Valor: Até que ponto o presidente Michel Temer está participando diretamente das soluções?
Jungmann: O presidente tem manifestado grande atenção e preocupação com isso, ele não tem vacilado em nenhum momento em conceder os pedidos dos governadores. Pezão fez um pedido de 9 páginas. Fomos a Natal duas vezes, a São Luiz uma vez, Pernambuco uma vez, Espirito Santo uma vez, sem falar na Olimpíada, quando colocamos 24 mil homens no Rio. Estou aqui há nove meses com seis garantias da lei e da ordem.
Valor: Se o governo estadual não dá conta de carregar o peso, o que pode fazer?
Jungmann: Se os Estados vivem uma crise fiscal que contagia a segurança, o governo federal não dispõe, constitucionalmente, de mecanismos compatíveis com esse desafio. Por isso o uso extraordinário das Forças Armadas, instrumento que resta ao governo.
Valor: As Forças Armadas reclamam?
Jungmann: São muito disciplinadas. Muito profissionais. Evidentemente foram preparadas para outra missão, para aquilo que é defesa da soberania, dos interesses nacionais. É nisso que é a formação delas. As Forças Armadas no Brasil, elas têm uma característica que não se encontra em outros países do mundo: a pluralidade de atividade e ações que elas fazem. Tais como: combate à zika, distribuição de água para 4 milhões de nordestinos, transporte de órgãos para transplante, varredura em presídios, garantia da lei e da ordem.
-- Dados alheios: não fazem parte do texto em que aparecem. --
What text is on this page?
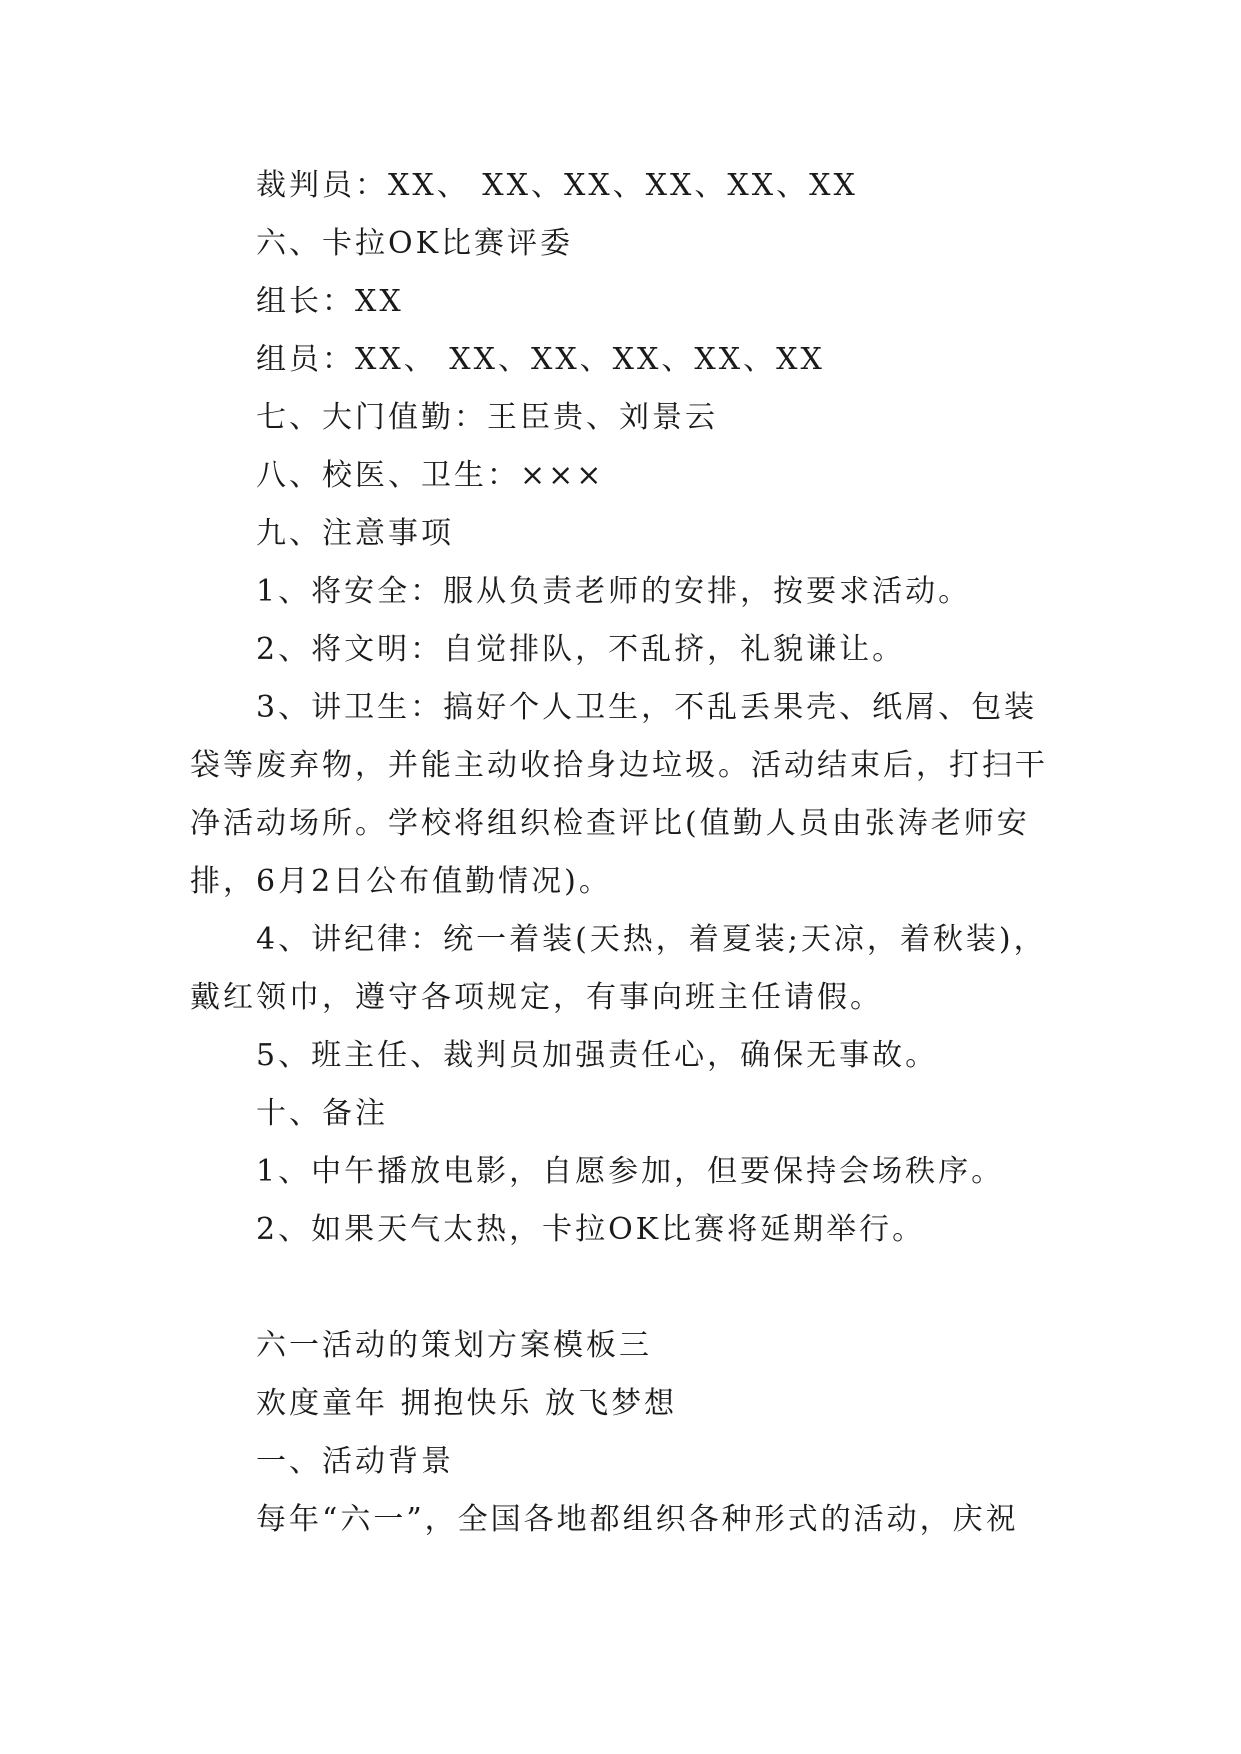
裁判员：XX、 XX、XX、XX、XX、XX
六、卡拉OK比赛评委
组长：XX
组员：XX、 XX、XX、XX、XX、XX
七、大门值勤：王臣贵、刘景云
八、校医、卫生：×××
九、注意事项
1、将安全：服从负责老师的安排，按要求活动。
2、将文明：自觉排队，不乱挤，礼貌谦让。
3、讲卫生：搞好个人卫生，不乱丢果壳、纸屑、包装
袋等废弃物，并能主动收拾身边垃圾。活动结束后，打扫干
净活动场所。学校将组织检查评比(值勤人员由张涛老师安
排，6月2日公布值勤情况)。
4、讲纪律：统一着装(天热，着夏装;天凉，着秋装)，
戴红领巾，遵守各项规定，有事向班主任请假。
5、班主任、裁判员加强责任心，确保无事故。
十、备注
1、中午播放电影，自愿参加，但要保持会场秩序。
2、如果天气太热，卡拉OK比赛将延期举行。
六一活动的策划方案模板三
欢度童年 拥抱快乐 放飞梦想
一、活动背景
每年“六一”，全国各地都组织各种形式的活动，庆祝
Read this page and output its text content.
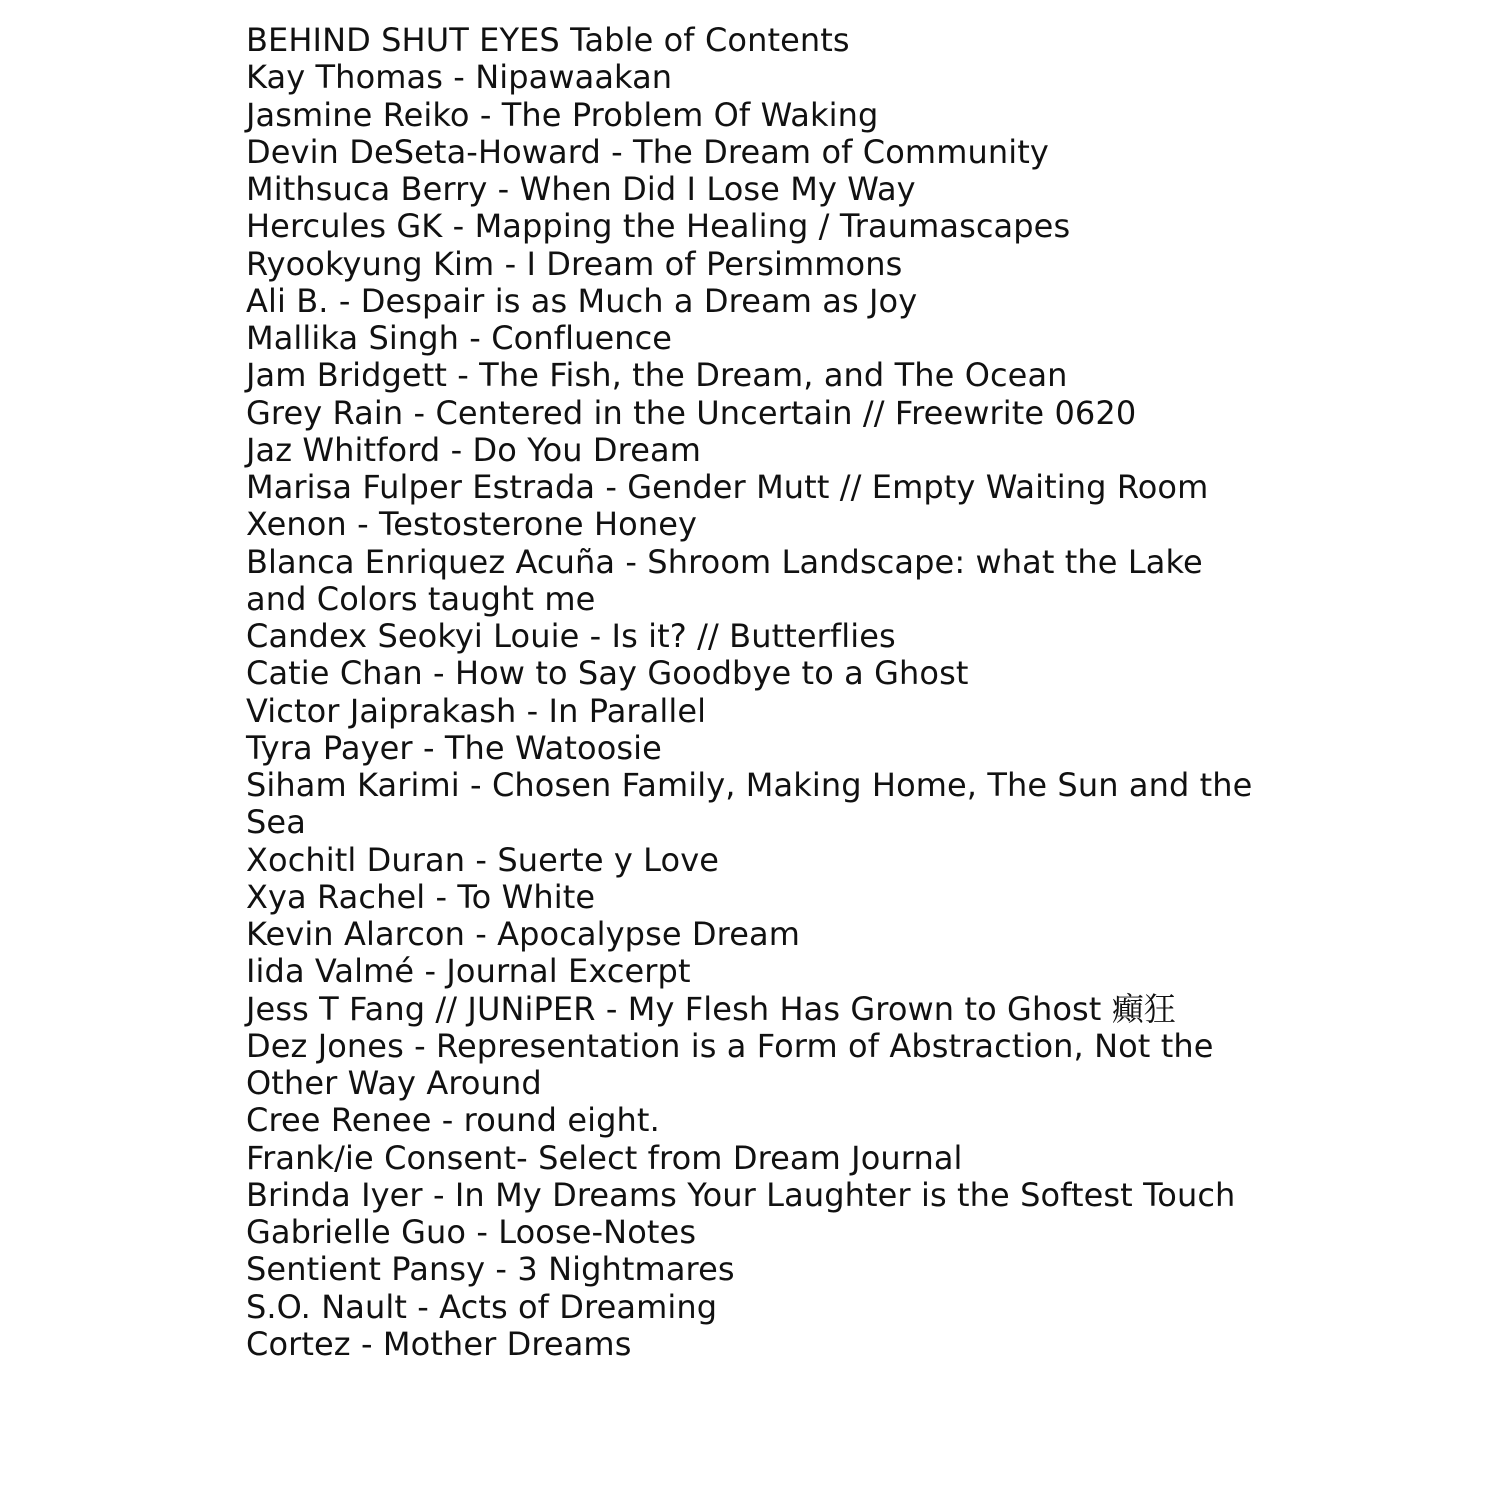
BEHIND SHUT EYES Table of Contents
Kay Thomas - Nipawaakan
Jasmine Reiko - The Problem Of Waking
Devin DeSeta-Howard - The Dream of Community
Mithsuca Berry - When Did I Lose My Way
Hercules GK - Mapping the Healing / Traumascapes
Ryookyung Kim - I Dream of Persimmons
Ali B. - Despair is as Much a Dream as Joy
Mallika Singh - Confluence
Jam Bridgett - The Fish, the Dream, and The Ocean
Grey Rain - Centered in the Uncertain // Freewrite 0620
Jaz Whitford - Do You Dream
Marisa Fulper Estrada - Gender Mutt // Empty Waiting Room
Xenon - Testosterone Honey
Blanca Enriquez Acuña - Shroom Landscape: what the Lake and Colors taught me
Candex Seokyi Louie - Is it? // Butterflies
Catie Chan - How to Say Goodbye to a Ghost
Victor Jaiprakash - In Parallel
Tyra Payer - The Watoosie
Siham Karimi - Chosen Family, Making Home, The Sun and the Sea
Xochitl Duran - Suerte y Love
Xya Rachel - To White
Kevin Alarcon - Apocalypse Dream
Iida Valmé - Journal Excerpt
Jess T Fang // JUNiPER - My Flesh Has Grown to Ghost 癲狂
Dez Jones - Representation is a Form of Abstraction, Not the Other Way Around
Cree Renee - round eight.
Frank/ie Consent- Select from Dream Journal
Brinda Iyer - In My Dreams Your Laughter is the Softest Touch
Gabrielle Guo - Loose-Notes
Sentient Pansy - 3 Nightmares
S.O. Nault - Acts of Dreaming
Cortez - Mother Dreams
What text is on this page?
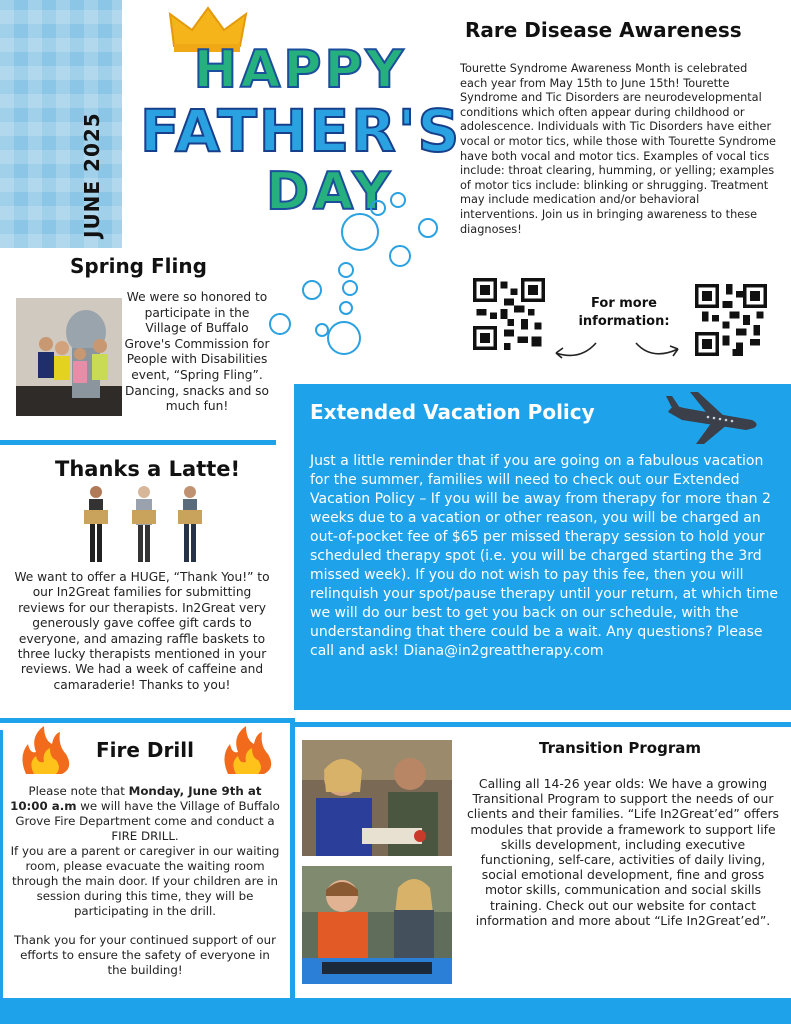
JUNE 2025
HAPPY
FATHER'S
DAY
Rare Disease Awareness
Tourette Syndrome Awareness Month is celebrated each year from May 15th to June 15th! Tourette Syndrome and Tic Disorders are neurodevelopmental conditions which often appear during childhood or adolescence. Individuals with Tic Disorders have either vocal or motor tics, while those with Tourette Syndrome have both vocal and motor tics. Examples of vocal tics include: throat clearing, humming, or yelling; examples of motor tics include: blinking or shrugging. Treatment may include medication and/or behavioral interventions. Join us in bringing awareness to these diagnoses!
For more
information:
Spring Fling
We were so honored to participate in the Village of Buffalo Grove's Commission for People with Disabilities event, “Spring Fling”. Dancing, snacks and so much fun!
Thanks a Latte!
We want to offer a HUGE, “Thank You!” to our In2Great families for submitting reviews for our therapists. In2Great very generously gave coffee gift cards to everyone, and amazing raffle baskets to three lucky therapists mentioned in your reviews. We had a week of caffeine and camaraderie! Thanks to you!
Extended Vacation Policy
Just a little reminder that if you are going on a fabulous vacation for the summer, families will need to check out our Extended Vacation Policy – If you will be away from therapy for more than 2 weeks due to a vacation or other reason, you will be charged an out-of-pocket fee of $65 per missed therapy session to hold your scheduled therapy spot (i.e. you will be charged starting the 3rd missed week). If you do not wish to pay this fee, then you will relinquish your spot/pause therapy until your return, at which time we will do our best to get you back on our schedule, with the understanding that there could be a wait. Any questions? Please call and ask! Diana@in2greattherapy.com
Fire Drill

Please note that Monday, June 9th at 10:00 a.m we will have the Village of Buffalo Grove Fire Department come and conduct a FIRE DRILL.
If you are a parent or caregiver in our waiting room, please evacuate the waiting room through the main door. If your children are in session during this time, they will be participating in the drill.

Thank you for your continued support of our efforts to ensure the safety of everyone in the building!

Transition Program
Calling all 14-26 year olds: We have a growing Transitional Program to support the needs of our clients and their families. “Life In2Great’ed” offers modules that provide a framework to support life skills development, including executive functioning, self-care, activities of daily living, social emotional development, fine and gross motor skills, communication and social skills training. Check out our website for contact information and more about “Life In2Great’ed”.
Valor: Quer dizer que não são as Forças Armadas que vão resolver o problema da segurança no Brasil.
Jungmann: O problema da segurança no Brasil se resolve na segurança e não na Defesa. Por uma razão simples: militares são empregados em situação extraordinária, por tempo limitado e local limitado. Quem de verdade cuida da segurança pública, entende é preparado, tem formação para isso são os policiais.
Valor: A população está pedindo a presença das tropas?
Jungmann: É um aluvião o que recebo de pedidos, das bancadas, das pessoas, dos municípios. A presença dá uma segurança às pessoas. Mas isso, na prática, se usar exclusivamente, é dar férias a bandido. O bandido vai se retrair, tirar férias, e depois voltar
Valor: O sr. tem feito reuniões sucessivas com o comandante do Exército, com o chefe do Estado Maior, e tem analisado a situação dos Estados. Há temor de contágio?
Jungmann: Estávamos definindo o Rio. O Rio não está na mesma situação do Espírito Santo, mas o Estado é infinitas vezes maior, e o que o governador pediu é muito amplo. Vamos policiar parte da cidade para liberar a PM para fazer a Alerj. As forças policiais são essenciais a uma democracia. Sem elas vivese estado de anomalia. Presidentes têm uma pauta de prioridades, educação, saúde, e isso é ditado pela população. E como a questão da segurança é sobretudo algo dos Estados, um Presidente da República chamar a si essa atribuição, sem ter fonte de recursos compatível, demanda muita firmeza. Temer não tem vacilado. Pegou R$ 1,7 bilhão basicamente para o programa nacional de segurança. Com o pouco tempo que tem e a crise que vive tem dado respostas.